Eine Wespe umschwirrte mich, oder besser gesagt meinen Kaffee, obwohl ich sie mit der Hand zu verjagen versuchte. Ich habe seit ein paar Jahren eine Allergie und fürchte die kleinen Viecher deswegen sehr. Es dauerte, bis sie sich einen anderen Gast für ihre Umwerbung suchte. Ali hatte mich grinsend beobachtet und mich darauf hingewiesen, dass ich damit erst eine an sich harmlose Wespe aggressiv machen könnte. Ich nahm einen Schluck Kaffee und den Faden wieder auf. Gahleitner zeigte den Linzer schließlich an und es kam zum Prozess.

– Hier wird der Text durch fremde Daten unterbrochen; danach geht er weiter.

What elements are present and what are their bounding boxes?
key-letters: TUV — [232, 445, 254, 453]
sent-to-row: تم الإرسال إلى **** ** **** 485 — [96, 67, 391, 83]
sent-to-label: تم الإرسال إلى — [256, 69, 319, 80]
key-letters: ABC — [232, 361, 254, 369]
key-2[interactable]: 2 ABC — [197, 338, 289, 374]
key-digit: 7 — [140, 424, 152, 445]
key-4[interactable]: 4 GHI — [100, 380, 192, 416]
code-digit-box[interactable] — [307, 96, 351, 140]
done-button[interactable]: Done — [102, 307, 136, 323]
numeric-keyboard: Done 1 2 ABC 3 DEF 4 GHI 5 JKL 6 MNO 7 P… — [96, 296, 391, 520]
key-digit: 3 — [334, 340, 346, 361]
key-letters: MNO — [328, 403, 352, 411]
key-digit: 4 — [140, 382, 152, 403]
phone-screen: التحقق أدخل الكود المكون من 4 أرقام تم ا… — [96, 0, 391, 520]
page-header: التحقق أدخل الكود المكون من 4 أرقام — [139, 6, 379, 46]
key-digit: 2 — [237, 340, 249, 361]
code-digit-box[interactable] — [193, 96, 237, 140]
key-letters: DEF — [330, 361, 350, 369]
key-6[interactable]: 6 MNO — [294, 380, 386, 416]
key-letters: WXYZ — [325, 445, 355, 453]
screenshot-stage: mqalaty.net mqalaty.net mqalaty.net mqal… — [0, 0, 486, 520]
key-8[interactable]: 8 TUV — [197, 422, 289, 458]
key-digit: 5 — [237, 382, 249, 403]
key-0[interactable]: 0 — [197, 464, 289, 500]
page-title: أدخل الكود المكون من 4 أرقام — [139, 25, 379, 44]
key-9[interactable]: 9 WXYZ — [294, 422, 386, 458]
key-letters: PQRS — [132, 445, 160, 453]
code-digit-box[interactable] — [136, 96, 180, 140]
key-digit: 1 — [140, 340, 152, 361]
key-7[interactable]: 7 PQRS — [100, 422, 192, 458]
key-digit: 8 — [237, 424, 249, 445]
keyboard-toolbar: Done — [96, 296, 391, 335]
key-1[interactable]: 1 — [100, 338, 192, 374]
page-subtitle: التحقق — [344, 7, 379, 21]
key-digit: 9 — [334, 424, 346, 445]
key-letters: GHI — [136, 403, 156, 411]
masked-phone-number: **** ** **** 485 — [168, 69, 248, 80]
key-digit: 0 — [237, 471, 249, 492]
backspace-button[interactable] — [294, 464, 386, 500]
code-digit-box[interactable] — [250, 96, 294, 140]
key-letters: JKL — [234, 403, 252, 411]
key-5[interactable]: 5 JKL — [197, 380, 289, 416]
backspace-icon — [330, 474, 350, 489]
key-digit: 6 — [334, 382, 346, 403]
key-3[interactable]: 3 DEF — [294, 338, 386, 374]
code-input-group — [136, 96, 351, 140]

Dort hat er dann verloren, weil die Rechtslage, wie ich dir schon sagte, seinen Unmut gegenüber dem Nachbarn nicht unterstützte. Das hat Gahleitner gesundheitlich umgeworfen. Er wurde herzkrank, lach jetzt nicht, das war nicht komisch. Der Mann war nur noch ein Wrack seiner selbst. Und mir hat er leid getan.
Mich fröstelte, weil der kühle Wind mittlerweile empfindlich auffrischte. und Herr Gahleitner gab nicht auf, nein, obwohl so krank, sägte er selber zwei dicke Äste, die ins Nachbargrundstück reichten, ab. Und als selbst dann die Neu-Siedler noch Kirschen erreichen konnten, bat er entnervt seinen Sohn, den Baum im Herbst umzusägen. Lieber wollte er keine Kirschen mehr als dem verhassten Linzer ein paar zu gönnen was dann auch so passiert ist! Ali winkte dem Kellner, ihm war augenscheinlich auch kalt geworden. Wir zahlten, dann marschierten wir wieder zurück zum Haus meiner Eltern. Im Vorbeigehen zeigte ich Albert, wo der Baumstumpf bei den Gahleitners noch aus dem Boden ragte, von Moos überwachsen. Herr Gahleitner ist nicht mehr glücklich geworden, er starb ein paar Jahre später und auch der Linzer und seine Frau haben uns bald wieder verlassen und das Haus verkauft. Einige Freunde der Gahleitners haben ihnen nämlich diesen Streit sehr übel genommen und sie das deutlich fühlen lassen. Ich sah Ali achselzuckend an. und das alles wegen ein paar Kirschen!